Conjecture: $\forall n \geq n_0\exists k \geq 0: \gcd(2^k-1, \frac{p_n\#}{6}) = 1$.

Question

Context & Interest.

See this MSE post about a twin-prime related topology. Basically $0$ is a easily seen to be a generic point in this topology. Every generic point is clearly dense as a singleton subset, meaning its closure is the whole space $\Bbb{Z}/p_n\#$. In an approach toward potentially proving the twin prime conjecture, I must show that the interval of residues $I = [1, \dots, p_{n+1}^2 - 2]$ is such that its set of elementwise powers $\mathcal{I} = \{ x^k : x \in I, k \geq 0\}$ is also dense in $(\Bbb{Z}, \tau)$. But because $x = 2,3$ are such that $x^2 \neq 1 \pmod q$ for all $q\geq 5$, we get reduction to the below question. Or in other words the conjecture below is sufficient to prove density of $\mathcal{I}$.

Conjecture. For all sufficiently large $n$ (something like $n \geq 3$); either $\exists k \geq 2$ such that $\gcd(2^k - 1, \frac{p_n\#}{6}) = 1$, or $\exists k \geq 2$ such that $\gcd(3^k - 1, \frac{p_n\#}{6}) = 1$, or both.

Where $p_n\# := p_{n}p_{n-1} \cdots p_1$ is primorial.

Question. How can we prove this conjecture easily (intuitively it looks like an easy problem)?
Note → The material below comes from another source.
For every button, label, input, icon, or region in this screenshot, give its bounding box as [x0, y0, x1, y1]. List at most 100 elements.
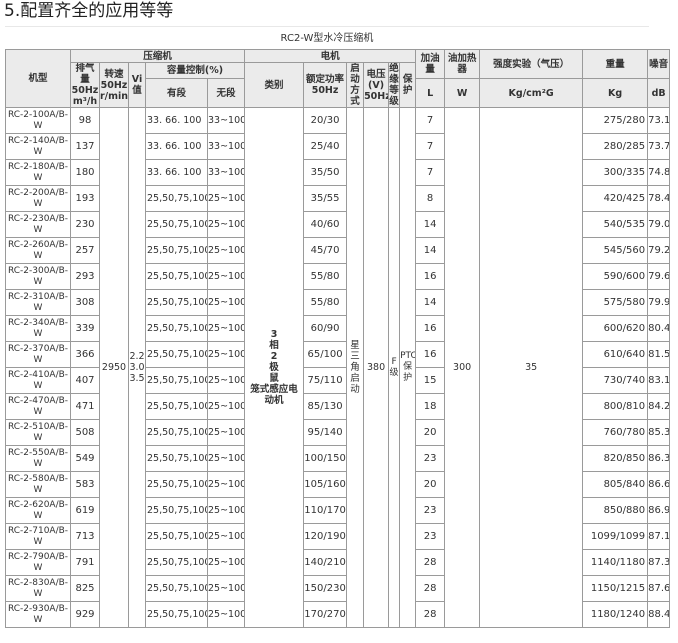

Attempt. Working each possibility in the either/or individually, take the first one.

Then we want to show that $2^k - 1$ is a solution to:

$$ X(X-2)\cdots (X-(q - 2)) = 0 \pmod {q}, \\ \forall\text{ prime } q \mid p_n\# $$

for some $k \geq 0$. But this seems more hopeless than the original formulation!

Answer 1

Yes, your conjecture is true. In particular, for any $n\ge 3$, then $\exists\, k \geq 3$ such that $\gcd(2^k - 1, \frac{p_n\#}{6}) = 1$, and $\exists\, k \geq 3$ such that $\gcd(3^k - 1, \frac{p_n\#}{6}) = 1$. In particular, this occurs with any prime $k$ where $2k + 1 \gt p_n$. First, for $2^k - 1$, for any prime $p \mid 2^k - 1$, then

$$2^k \equiv 1 \pmod{p}$$

With the multiplicative order, we get

$$m = \operatorname{ord}_{p}(2) \;\;\to\;\; m \mid k$$

Since $k$ is prime, this means that $m = 1$ or $m = k$. As $m = 1$ doesn't work, this means that $m = k$. However, by Euler's theorem, we then get for some positive, even integer $j$ that

$$k \mid \varphi(p) \;\to\; p - 1 \equiv 0 \pmod{k} \;\to\; p = jk + 1 \;\to\; p \ge 2k + 1 \gt p_n$$

As this applies to all prime factors of $2^k - 1$, we then get

$$\gcd\left(2^k - 1, \frac{p_n\#}{6}\right) = 1$$

A similar argument shows that $\gcd(3^k - 1, \frac{p_n\#}{6}) = 1$.

More generally, $k$ can have up to $1$ factor of $2$ (since then the multiplicative order $m$ of any prime $p \mid a^k$ where $a\in\{2,3\}$ can possibly have a factor of $2$ but, since $2^2 - 1 = 3$ and $3^2 - 1 = 8$, then $m$ is not $2$, so it needs to have at least one odd prime factor of $k$) and every odd prime factor $p$ has $2p + 1 \gt p_n$.